Common Misconceptions
One of the most common misunderstandings when dealing with the age of consent in Virginia is the implicit belief that a physical sexual act must have occurred for an offense to have been committed. Nothing could be further from the truth. A physical sexual contact is not required for prosecution under Virginia law and the age of consent statutes. Under § 18.2-61, the state does not need to prove any sort of physical contact ever occurred to go after an individual. Instead, the state only needs to show the accuser was 13 or younger at the time of the alleged offense, and the perpetrator was either 18 years old or older; if the perpetrator was under 18, police only need to show that perpetrator had sex with someone who was 13 or younger . By definition, anyone implicated in this crime is already guilty under the law, and the burden of proof falls on the defendant rather than the accuser. There is no requirement that the defendant physically engage in sexual activity whatsoever.

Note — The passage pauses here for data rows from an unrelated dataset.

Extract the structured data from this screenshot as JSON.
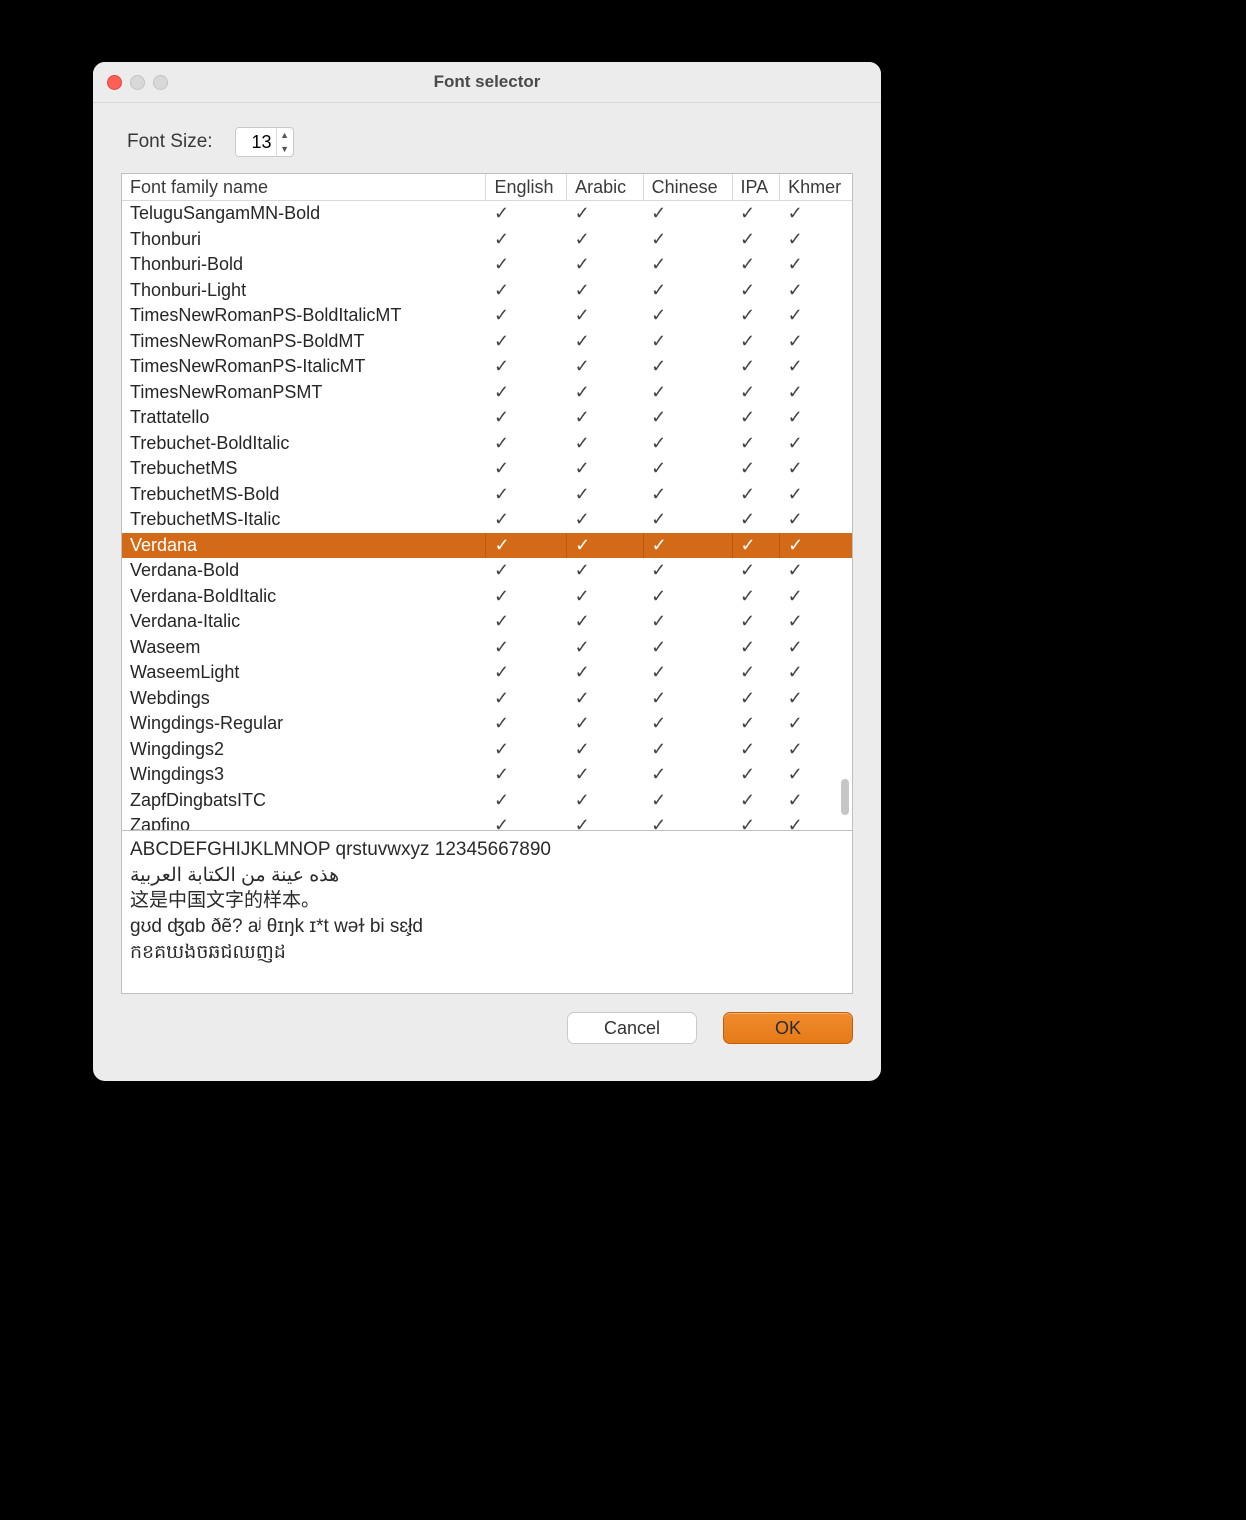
{
  "window": {
    "title": "Font selector"
  },
  "font_size": {
    "label": "Font Size:",
    "value": "13"
  },
  "columns": {
    "name": "Font family name",
    "english": "English",
    "arabic": "Arabic",
    "chinese": "Chinese",
    "ipa": "IPA",
    "khmer": "Khmer"
  },
  "check_glyph": "✓",
  "rows": [
    {
      "name": "TeluguSangamMN-Bold",
      "en": true,
      "ar": true,
      "cn": true,
      "ipa": true,
      "km": true,
      "selected": false
    },
    {
      "name": "Thonburi",
      "en": true,
      "ar": true,
      "cn": true,
      "ipa": true,
      "km": true,
      "selected": false
    },
    {
      "name": "Thonburi-Bold",
      "en": true,
      "ar": true,
      "cn": true,
      "ipa": true,
      "km": true,
      "selected": false
    },
    {
      "name": "Thonburi-Light",
      "en": true,
      "ar": true,
      "cn": true,
      "ipa": true,
      "km": true,
      "selected": false
    },
    {
      "name": "TimesNewRomanPS-BoldItalicMT",
      "en": true,
      "ar": true,
      "cn": true,
      "ipa": true,
      "km": true,
      "selected": false
    },
    {
      "name": "TimesNewRomanPS-BoldMT",
      "en": true,
      "ar": true,
      "cn": true,
      "ipa": true,
      "km": true,
      "selected": false
    },
    {
      "name": "TimesNewRomanPS-ItalicMT",
      "en": true,
      "ar": true,
      "cn": true,
      "ipa": true,
      "km": true,
      "selected": false
    },
    {
      "name": "TimesNewRomanPSMT",
      "en": true,
      "ar": true,
      "cn": true,
      "ipa": true,
      "km": true,
      "selected": false
    },
    {
      "name": "Trattatello",
      "en": true,
      "ar": true,
      "cn": true,
      "ipa": true,
      "km": true,
      "selected": false
    },
    {
      "name": "Trebuchet-BoldItalic",
      "en": true,
      "ar": true,
      "cn": true,
      "ipa": true,
      "km": true,
      "selected": false
    },
    {
      "name": "TrebuchetMS",
      "en": true,
      "ar": true,
      "cn": true,
      "ipa": true,
      "km": true,
      "selected": false
    },
    {
      "name": "TrebuchetMS-Bold",
      "en": true,
      "ar": true,
      "cn": true,
      "ipa": true,
      "km": true,
      "selected": false
    },
    {
      "name": "TrebuchetMS-Italic",
      "en": true,
      "ar": true,
      "cn": true,
      "ipa": true,
      "km": true,
      "selected": false
    },
    {
      "name": "Verdana",
      "en": true,
      "ar": true,
      "cn": true,
      "ipa": true,
      "km": true,
      "selected": true
    },
    {
      "name": "Verdana-Bold",
      "en": true,
      "ar": true,
      "cn": true,
      "ipa": true,
      "km": true,
      "selected": false
    },
    {
      "name": "Verdana-BoldItalic",
      "en": true,
      "ar": true,
      "cn": true,
      "ipa": true,
      "km": true,
      "selected": false
    },
    {
      "name": "Verdana-Italic",
      "en": true,
      "ar": true,
      "cn": true,
      "ipa": true,
      "km": true,
      "selected": false
    },
    {
      "name": "Waseem",
      "en": true,
      "ar": true,
      "cn": true,
      "ipa": true,
      "km": true,
      "selected": false
    },
    {
      "name": "WaseemLight",
      "en": true,
      "ar": true,
      "cn": true,
      "ipa": true,
      "km": true,
      "selected": false
    },
    {
      "name": "Webdings",
      "en": true,
      "ar": true,
      "cn": true,
      "ipa": true,
      "km": true,
      "selected": false
    },
    {
      "name": "Wingdings-Regular",
      "en": true,
      "ar": true,
      "cn": true,
      "ipa": true,
      "km": true,
      "selected": false
    },
    {
      "name": "Wingdings2",
      "en": true,
      "ar": true,
      "cn": true,
      "ipa": true,
      "km": true,
      "selected": false
    },
    {
      "name": "Wingdings3",
      "en": true,
      "ar": true,
      "cn": true,
      "ipa": true,
      "km": true,
      "selected": false
    },
    {
      "name": "ZapfDingbatsITC",
      "en": true,
      "ar": true,
      "cn": true,
      "ipa": true,
      "km": true,
      "selected": false
    },
    {
      "name": "Zapfino",
      "en": true,
      "ar": true,
      "cn": true,
      "ipa": true,
      "km": true,
      "selected": false
    }
  ],
  "preview": {
    "latin": "ABCDEFGHIJKLMNOP qrstuvwxyz 12345667890",
    "arabic": "هذه عينة من الكتابة العربية",
    "chinese": "这是中国文字的样本。",
    "ipa": "ɡʊd ʤɑb ðẽ? aʲ θɪŋk ɪ*t wəɫ bi sɛ̧ł̣d",
    "khmer": "កខគឃងចឆជឈញដ"
  },
  "buttons": {
    "cancel": "Cancel",
    "ok": "OK"
  },
  "colors": {
    "accent": "#d36a17"
  }
}
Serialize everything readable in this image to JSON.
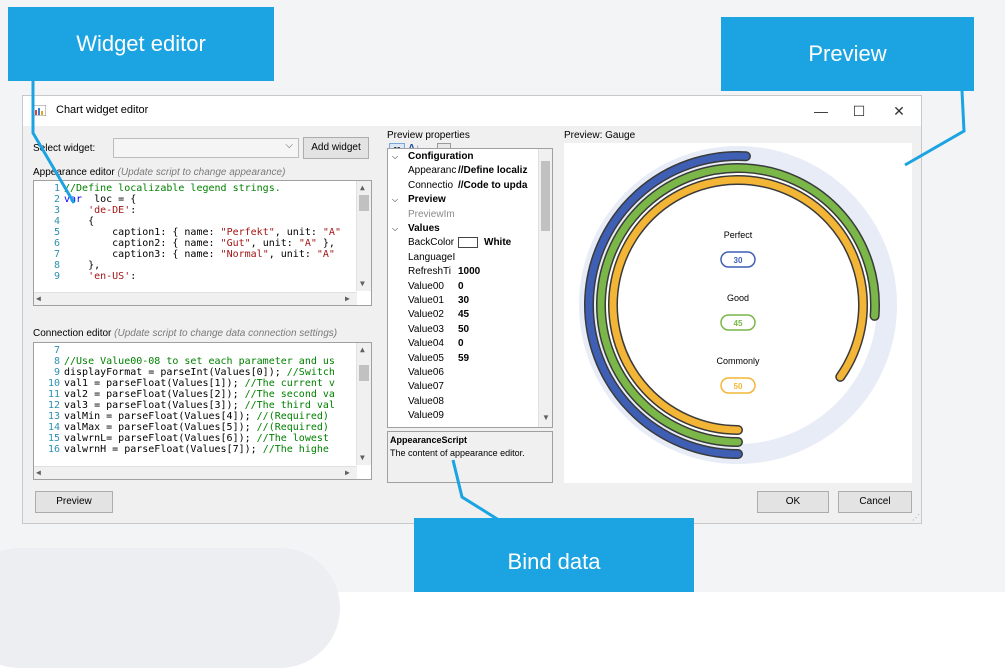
{
  "callouts": {
    "widget_editor": "Widget editor",
    "preview": "Preview",
    "bind_data": "Bind data"
  },
  "window": {
    "title": "Chart widget editor",
    "minimize": "—",
    "maximize": "☐",
    "close": "✕"
  },
  "select_widget": {
    "label": "Select widget:",
    "value": "",
    "add_button": "Add widget"
  },
  "appearance": {
    "label": "Appearance editor",
    "hint": "(Update script to change appearance)",
    "lines": [
      {
        "n": "1",
        "parts": [
          [
            "cm",
            "//Define localizable legend strings."
          ]
        ]
      },
      {
        "n": "2",
        "parts": [
          [
            "kw",
            "var"
          ],
          [
            "",
            "  loc = {"
          ]
        ]
      },
      {
        "n": "3",
        "parts": [
          [
            "st",
            "    'de-DE'"
          ],
          [
            "",
            ":"
          ]
        ]
      },
      {
        "n": "4",
        "parts": [
          [
            "",
            "    {"
          ]
        ]
      },
      {
        "n": "5",
        "parts": [
          [
            "",
            "        caption1: { name: "
          ],
          [
            "st",
            "\"Perfekt\""
          ],
          [
            "",
            ", unit: "
          ],
          [
            "st",
            "\"A\""
          ]
        ]
      },
      {
        "n": "6",
        "parts": [
          [
            "",
            "        caption2: { name: "
          ],
          [
            "st",
            "\"Gut\""
          ],
          [
            "",
            ", unit: "
          ],
          [
            "st",
            "\"A\""
          ],
          [
            "",
            " },"
          ]
        ]
      },
      {
        "n": "7",
        "parts": [
          [
            "",
            "        caption3: { name: "
          ],
          [
            "st",
            "\"Normal\""
          ],
          [
            "",
            ", unit: "
          ],
          [
            "st",
            "\"A\""
          ]
        ]
      },
      {
        "n": "8",
        "parts": [
          [
            "",
            "    },"
          ]
        ]
      },
      {
        "n": "9",
        "parts": [
          [
            "st",
            "    'en-US'"
          ],
          [
            "",
            ":"
          ]
        ]
      }
    ]
  },
  "connection": {
    "label": "Connection editor",
    "hint": "(Update script to change data connection settings)",
    "lines": [
      {
        "n": "7",
        "parts": []
      },
      {
        "n": "8",
        "parts": [
          [
            "cm",
            "//Use Value00-08 to set each parameter and us"
          ]
        ]
      },
      {
        "n": "9",
        "parts": [
          [
            "",
            "displayFormat = parseInt(Values[0]); "
          ],
          [
            "cm",
            "//Switch"
          ]
        ]
      },
      {
        "n": "10",
        "parts": [
          [
            "",
            "val1 = parseFloat(Values[1]); "
          ],
          [
            "cm",
            "//The current v"
          ]
        ]
      },
      {
        "n": "11",
        "parts": [
          [
            "",
            "val2 = parseFloat(Values[2]); "
          ],
          [
            "cm",
            "//The second va"
          ]
        ]
      },
      {
        "n": "12",
        "parts": [
          [
            "",
            "val3 = parseFloat(Values[3]); "
          ],
          [
            "cm",
            "//The third val"
          ]
        ]
      },
      {
        "n": "13",
        "parts": [
          [
            "",
            "valMin = parseFloat(Values[4]); "
          ],
          [
            "cm",
            "//(Required)"
          ]
        ]
      },
      {
        "n": "14",
        "parts": [
          [
            "",
            "valMax = parseFloat(Values[5]); "
          ],
          [
            "cm",
            "//(Required)"
          ]
        ]
      },
      {
        "n": "15",
        "parts": [
          [
            "",
            "valwrnL= parseFloat(Values[6]); "
          ],
          [
            "cm",
            "//The lowest"
          ]
        ]
      },
      {
        "n": "16",
        "parts": [
          [
            "",
            "valwrnH = parseFloat(Values[7]); "
          ],
          [
            "cm",
            "//The highe"
          ]
        ]
      }
    ]
  },
  "preview_button": "Preview",
  "properties": {
    "label": "Preview properties",
    "rows": [
      {
        "type": "cat",
        "name": "Configuration"
      },
      {
        "type": "prop",
        "name": "Appearanc",
        "value": "//Define localiz"
      },
      {
        "type": "prop",
        "name": "Connectio",
        "value": "//Code to upda"
      },
      {
        "type": "cat",
        "name": "Preview"
      },
      {
        "type": "prop",
        "name": "PreviewIm",
        "value": "",
        "grey": true
      },
      {
        "type": "cat",
        "name": "Values"
      },
      {
        "type": "color",
        "name": "BackColor",
        "value": "White"
      },
      {
        "type": "prop",
        "name": "LanguageI",
        "value": ""
      },
      {
        "type": "prop",
        "name": "RefreshTi",
        "value": "1000"
      },
      {
        "type": "prop",
        "name": "Value00",
        "value": "0"
      },
      {
        "type": "prop",
        "name": "Value01",
        "value": "30"
      },
      {
        "type": "prop",
        "name": "Value02",
        "value": "45"
      },
      {
        "type": "prop",
        "name": "Value03",
        "value": "50"
      },
      {
        "type": "prop",
        "name": "Value04",
        "value": "0"
      },
      {
        "type": "prop",
        "name": "Value05",
        "value": "59"
      },
      {
        "type": "prop",
        "name": "Value06",
        "value": ""
      },
      {
        "type": "prop",
        "name": "Value07",
        "value": ""
      },
      {
        "type": "prop",
        "name": "Value08",
        "value": ""
      },
      {
        "type": "prop",
        "name": "Value09",
        "value": ""
      }
    ],
    "desc_title": "AppearanceScript",
    "desc_text": "The content of appearance editor."
  },
  "preview": {
    "label": "Preview: Gauge",
    "legend": [
      {
        "name": "Perfect",
        "value": "30",
        "color": "#3f5fb5"
      },
      {
        "name": "Good",
        "value": "45",
        "color": "#7ab648"
      },
      {
        "name": "Commonly",
        "value": "50",
        "color": "#f3b535"
      }
    ]
  },
  "chart_data": {
    "type": "gauge",
    "series": [
      {
        "name": "Perfect",
        "value": 30,
        "color": "#3f5fb5"
      },
      {
        "name": "Good",
        "value": 45,
        "color": "#7ab648"
      },
      {
        "name": "Commonly",
        "value": 50,
        "color": "#f3b535"
      }
    ],
    "min": 0,
    "max": 59,
    "track_color": "#e7ecf7"
  },
  "ok_button": "OK",
  "cancel_button": "Cancel"
}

Under § 18.2-64, the court needs only prove that the perpetrator committed a sexual act against the victim, not that the victim suffered injury in the process. In a case against a school employee, the court also needs to show that the school employee acted inappropriately toward someone who was 18 or younger, not that the employee’s actions harmed the victim. The law treats these as serious crimes regardless of the circumstances.